The national unemployment rate as of May 8th was 14.7 percent according to Bureau of Labor Statistics (BLS) and another 2.1 million unemployment claims were filed the week ending May 23rd according to Department of Labor (DOL). With the Coronavirus Aid, Relief, and Economic Security (CARES) Act in full effect Americans are able to receive an additional $600 in federal unemployment insurance on top of their state unemployment benefits through July 31st. This financial cushion mixed with the fear of contamination from symptomatic and asymptomatic coworkers is keeping people in their homes longer.

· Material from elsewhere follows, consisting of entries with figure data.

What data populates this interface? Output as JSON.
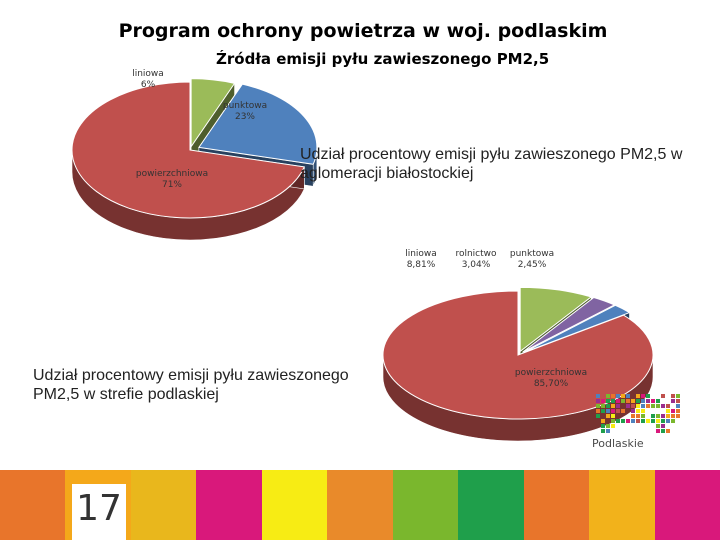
{
  "slide": {
    "title": "Program ochrony powietrza w woj. podlaskim",
    "page_number": "17"
  },
  "captions": {
    "chart2": "Udział procentowy emisji pyłu zawieszonego PM2,5 w aglomeracji białostockiej",
    "chart1": "Udział procentowy emisji pyłu zawieszonego PM2,5 w strefie podlaskiej"
  },
  "logo": {
    "text": "Podlaskie"
  },
  "footer": {
    "colors": [
      "#e8752b",
      "#f4a81a",
      "#e9b71c",
      "#d9187b",
      "#f7ec14",
      "#e98a2a",
      "#7ab72d",
      "#1f9f4b",
      "#e8752b",
      "#f2b21b",
      "#d9187b"
    ]
  },
  "chart_data": [
    {
      "type": "pie",
      "title": "Źródła emisji pyłu zawieszonego PM2,5",
      "slices": [
        {
          "label": "liniowa",
          "value_text": "6%",
          "value": 6,
          "color": "#9bbb59"
        },
        {
          "label": "punktowa",
          "value_text": "23%",
          "value": 23,
          "color": "#4f81bd"
        },
        {
          "label": "powierzchniowa",
          "value_text": "71%",
          "value": 71,
          "color": "#c0504d"
        }
      ]
    },
    {
      "type": "pie",
      "slices": [
        {
          "label": "liniowa",
          "value_text": "8,81%",
          "value": 8.81,
          "color": "#9bbb59"
        },
        {
          "label": "rolnictwo",
          "value_text": "3,04%",
          "value": 3.04,
          "color": "#8064a2"
        },
        {
          "label": "punktowa",
          "value_text": "2,45%",
          "value": 2.45,
          "color": "#4f81bd"
        },
        {
          "label": "powierzchniowa",
          "value_text": "85,70%",
          "value": 85.7,
          "color": "#c0504d"
        }
      ]
    }
  ]
}
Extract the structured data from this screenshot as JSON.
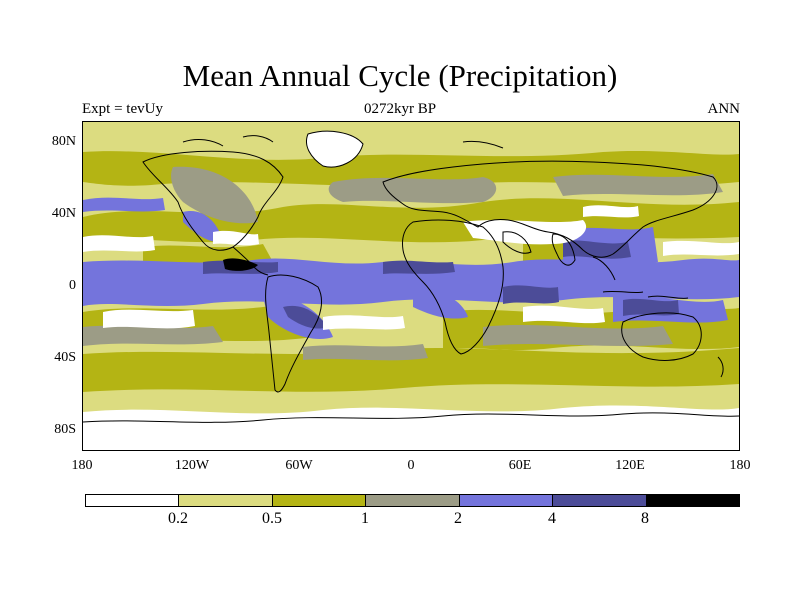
{
  "header": {
    "title": "Mean Annual Cycle (Precipitation)",
    "left": "Expt = tevUy",
    "center": "0272kyr BP",
    "right": "ANN"
  },
  "map": {
    "lat_ticks": [
      "80N",
      "40N",
      "0",
      "40S",
      "80S"
    ],
    "lon_ticks": [
      "180",
      "120W",
      "60W",
      "0",
      "60E",
      "120E",
      "180"
    ]
  },
  "legend": {
    "colors": [
      "#ffffff",
      "#dcdc80",
      "#b4b414",
      "#9c9c86",
      "#7474dc",
      "#4c4c98",
      "#000000"
    ],
    "labels": [
      "0.2",
      "0.5",
      "1",
      "2",
      "4",
      "8"
    ]
  }
}
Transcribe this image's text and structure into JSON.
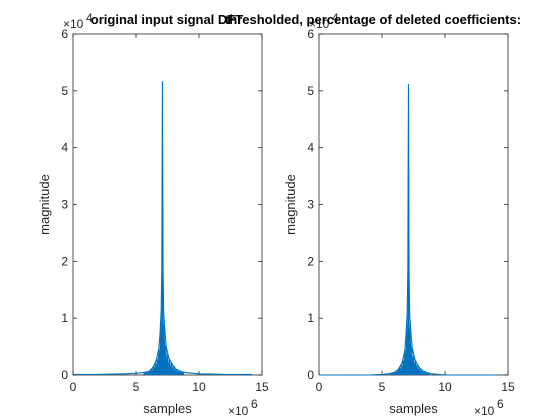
{
  "chart_data": [
    {
      "type": "line",
      "title": "original input signal DFT",
      "xlabel": "samples",
      "ylabel": "magnitude",
      "xlim": [
        0,
        15
      ],
      "ylim": [
        0,
        6
      ],
      "x_ticks": [
        "0",
        "5",
        "10",
        "15"
      ],
      "y_ticks": [
        "0",
        "1",
        "2",
        "3",
        "4",
        "5",
        "6"
      ],
      "x_exponent": "×10",
      "x_exponent_power": "6",
      "y_exponent": "×10",
      "y_exponent_power": "4",
      "grid": false,
      "series": [
        {
          "color": "#0072BD",
          "x": [
            0,
            2,
            4,
            5,
            5.5,
            6,
            6.3,
            6.6,
            6.8,
            6.9,
            7.0,
            7.05,
            7.1,
            7.15,
            7.2,
            7.3,
            7.4,
            7.6,
            7.9,
            8.2,
            8.6,
            9,
            10,
            12,
            14.2
          ],
          "y": [
            0.01,
            0.01,
            0.02,
            0.03,
            0.04,
            0.06,
            0.12,
            0.25,
            0.45,
            0.7,
            1.15,
            1.9,
            5.17,
            1.8,
            1.1,
            0.75,
            0.5,
            0.3,
            0.18,
            0.1,
            0.06,
            0.04,
            0.02,
            0.01,
            0.01
          ]
        }
      ]
    },
    {
      "type": "line",
      "title": "thresholded, percentage of deleted coefficients:",
      "xlabel": "samples",
      "ylabel": "magnitude",
      "xlim": [
        0,
        15
      ],
      "ylim": [
        0,
        6
      ],
      "x_ticks": [
        "0",
        "5",
        "10",
        "15"
      ],
      "y_ticks": [
        "0",
        "1",
        "2",
        "3",
        "4",
        "5",
        "6"
      ],
      "x_exponent": "×10",
      "x_exponent_power": "6",
      "y_exponent": "×10",
      "y_exponent_power": "4",
      "grid": false,
      "series": [
        {
          "color": "#0072BD",
          "x": [
            0,
            2,
            4,
            5,
            5.5,
            6,
            6.3,
            6.6,
            6.8,
            6.9,
            7.0,
            7.05,
            7.1,
            7.15,
            7.2,
            7.3,
            7.4,
            7.6,
            7.9,
            8.2,
            8.6,
            9,
            10,
            12,
            14.2
          ],
          "y": [
            0.0,
            0.0,
            0.0,
            0.01,
            0.02,
            0.05,
            0.1,
            0.22,
            0.42,
            0.68,
            1.1,
            1.85,
            5.12,
            1.75,
            1.05,
            0.72,
            0.48,
            0.28,
            0.15,
            0.08,
            0.04,
            0.02,
            0.0,
            0.0,
            0.0
          ]
        }
      ]
    }
  ]
}
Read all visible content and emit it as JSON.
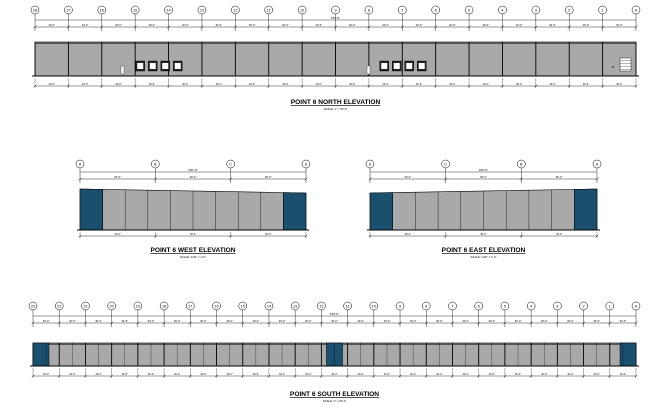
{
  "colors": {
    "wall": "#a9a9a9",
    "accent_panel": "#1a4f6e",
    "line": "#000000",
    "paper": "#ffffff"
  },
  "elevations": [
    {
      "id": "north",
      "title": "POINT 6 NORTH ELEVATION",
      "scale": "SCALE: 1\" = 30'-0\"",
      "grid_labels": [
        "18",
        "17",
        "16",
        "15",
        "14",
        "13",
        "12",
        "11",
        "10",
        "9",
        "8",
        "7",
        "6",
        "5",
        "4",
        "3",
        "2",
        "1",
        "A"
      ],
      "overall_dim": "670'-0\"",
      "bay_dim": "40'-0\"",
      "pier_dim": "2'-0\"",
      "dock_door_groups": 2,
      "doors_per_group": 4
    },
    {
      "id": "west",
      "title": "POINT 6 WEST ELEVATION",
      "scale": "SCALE: 1/16\" = 1'-0\"",
      "grid_labels": [
        "A",
        "B",
        "C",
        "D"
      ],
      "overall_dim": "240'-0\"",
      "bay_dim": "60'-0\"",
      "panel_count": 10
    },
    {
      "id": "east",
      "title": "POINT 6 EAST ELEVATION",
      "scale": "SCALE: 1/16\" = 1'-0\"",
      "grid_labels": [
        "D",
        "C",
        "B",
        "A"
      ],
      "overall_dim": "240'-0\"",
      "bay_dim": "60'-0\"",
      "panel_count": 10
    },
    {
      "id": "south",
      "title": "POINT 6 SOUTH ELEVATION",
      "scale": "SCALE: 1\" = 30'-0\"",
      "grid_labels": [
        "23",
        "22",
        "21",
        "20",
        "19",
        "18",
        "17",
        "16",
        "15",
        "14",
        "13",
        "12",
        "11",
        "10",
        "9",
        "8",
        "7",
        "6",
        "5",
        "4",
        "3",
        "2",
        "1",
        "A"
      ],
      "overall_dim": "670'-0\"",
      "bay_dim": "30'-0\"",
      "pier_dim": "2'-0\""
    }
  ]
}
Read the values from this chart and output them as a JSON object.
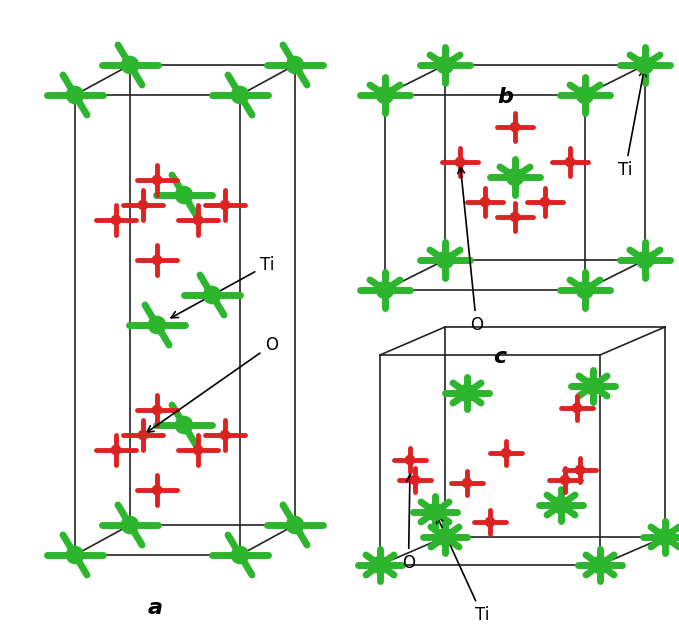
{
  "title": "",
  "background_color": "#ffffff",
  "ti_color": "#2db52d",
  "o_color": "#dd2222",
  "ti_size": 180,
  "o_size": 80,
  "bond_color_ti": "#2db52d",
  "bond_color_o": "#dd2222",
  "cell_color": "#222222",
  "label_a": "a",
  "label_b": "b",
  "label_c": "c",
  "label_ti": "Ti",
  "label_o": "O",
  "fig_width": 6.79,
  "fig_height": 6.43
}
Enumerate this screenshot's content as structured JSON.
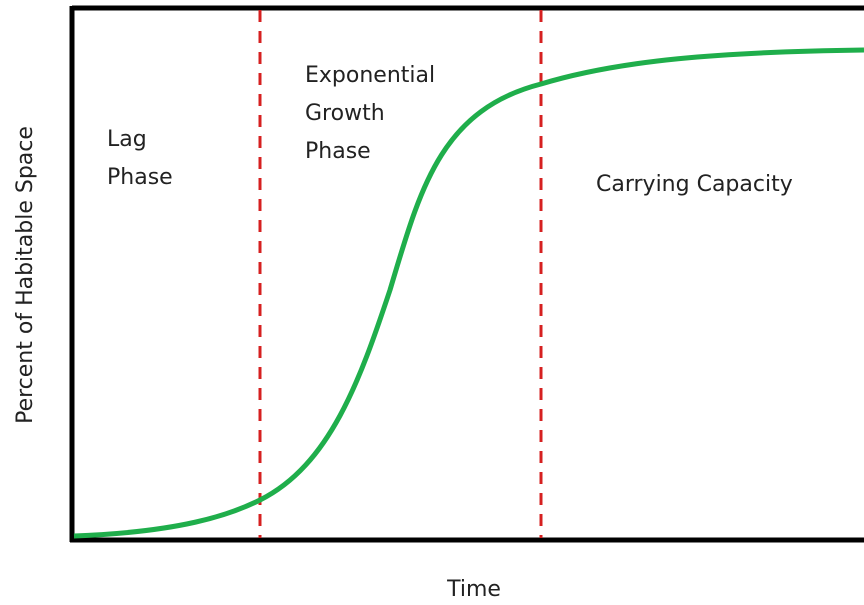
{
  "diagram": {
    "y_axis_label": "Percent of Habitable Space",
    "x_axis_label": "Time",
    "phases": [
      {
        "lines": [
          "Lag",
          "Phase"
        ]
      },
      {
        "lines": [
          "Exponential",
          "Growth",
          "Phase"
        ]
      },
      {
        "lines": [
          "Carrying Capacity"
        ]
      }
    ]
  }
}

So what are employers doing about it? Many are calling on their human resources leaders to assist them with complying with the Centers for Disease Control (CDC) and World Health Organization (WHO) guidelines.This once tactical, overhead professional is now treated as a "front line" worker and strategic business partner tasked with providing the return to work (RTW) safety measures for their organization. These measures could include a phased or tier approach based on essential vs non essential roles, health risk factors, tenure or rank. Additional preventive measures could include, health screenings, Personal Protective Equipment (PPE) and symptom checking phone apps. Currently some organizations are utilizing biometric thermal temperature checks, Covid-19 testing kits, masks, gloves, hand sanitizer, extra hand wash stations and even barrier shields such as Plexiglass.
Enforcing social distancing will be a challenge but under the General Duty Clause of the OSH Act 1970 (view here) it is the employer's responsibility to provide and reassure their employees have a healthy and safe workplace. To do this employers may install no-touch time clocks, mark 6 ft distance quadrants on the ground, hold virtual meetings, as well as rearrange cubicles. Crowded break areas, lunchrooms, lounges, picnic tables or gazebos with more than 10 people gathering are a thing of the past and may now be monitored by infrared technology in order to maintain compliance. Whether employees fully embrace returning to work in the office or continue to work from home "Big Brother" is watching in hopes to ease the fear and keep everyone safe. Be responsible and do your part!